God and Expectations – The Hugh Hewitt Show

Palm Sunday – the beginning of Holy Week.  We usually look at Holy Week with the end of it in mind and it all shines with the hope of salvation and resurrection.  But suppose you were one of the people that laid palm fronds in Jesus’s path as He entered Jerusalem, hailing Him as King.  You expected Him to finally do away with Roman oppression and establish Himself as King of Israel.  From your perspective Holy Week is all about dashed expectations and unmet promises.  Viewed from the perspective of the triumphal entry, Holy Week is not the greatest victory in history, but an utter disappointment.
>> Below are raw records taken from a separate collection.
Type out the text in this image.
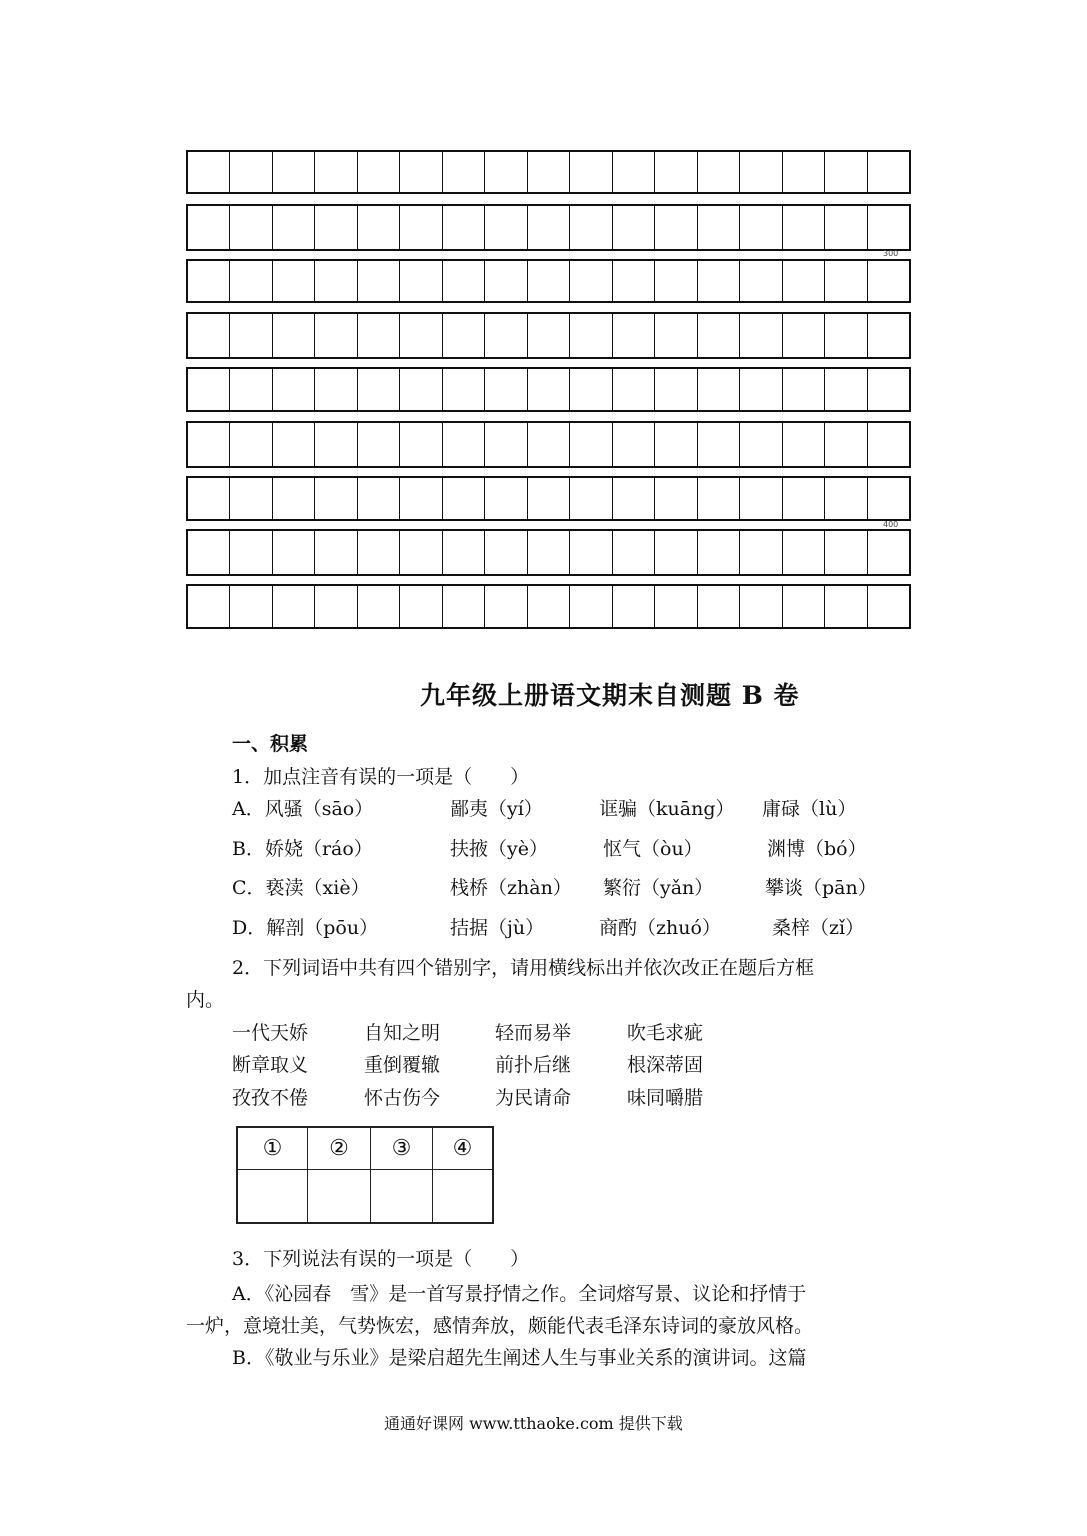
300
400
九年级上册语文期末自测题 B 卷
一、积累
1．加点注音有误的一项是（　　）
A．风骚（sāo）	鄙夷（yí）	诓骗（kuāng） 庸碌（lù）
B．娇娆（ráo）	扶掖（yè）	怄气（òu）	渊博（bó）
C．亵渎（xiè）	栈桥（zhàn） 繁衍（yǎn）	攀谈（pān）
D．解剖（pōu）	拮据（jù）	商酌（zhuó）	桑梓（zǐ）
2．下列词语中共有四个错别字，请用横线标出并依次改正在题后方框
内。
一代天娇	自知之明	轻而易举	吹毛求疵
断章取义	重倒覆辙	前扑后继	根深蒂固
孜孜不倦	怀古伤今	为民请命	味同嚼腊
①	②	③	④
3．下列说法有误的一项是（　　）
A．《沁园春　雪》是一首写景抒情之作。全词熔写景、议论和抒情于
一炉，意境壮美，气势恢宏，感情奔放，颇能代表毛泽东诗词的豪放风格。
B．《敬业与乐业》是梁启超先生阐述人生与事业关系的演讲词。这篇
通通好课网 www.tthaoke.com 提供下载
That’s why, for me, the essential scripture to read and understand for Palm Sunday is not the Gospel accounts of the day, but instead the Old Testament Isaiah, who quotes God:

“For My thoughts are not your thoughts,
Nor are your ways My ways,” declares the Lord.
“For as the heavens are higher than the earth,
So are My ways higher than your ways
And My thoughts than your thoughts.

Bearing that verse in mind, you have to simply do away with expectations of God altogether.  You see, we cannot know what He is up to because our thoughts are not His thoughts.

Here’s the thing – anytime we are disappointed in God; anytime we do not think He has met our expectations, it is because we think our expectations matter more than His.  And in doing so we think the way we want things to go is better than the way He does.  But He is Creator of everything and King – His ways are higher than our ways.  How dare we be so presumptive?  Our expectation and will is secondary to His.

So, in a sense, Palm Sunday really is all about establishing Jesus as King by acknowledging that He does not need elevation to that office.  He is already there.  Palm Sunday is about recognizing that we need to descend from where we have placed ourselves – on His throne.  If we are disappointed it is not because God disappoints, but because we are too doggone proud to accept our own place in His order.

This morning, when the kids are coming down the center aisle with those palm fronds remember that God does not need us to put Him on the throne – we need to kneel before the throne He is already on.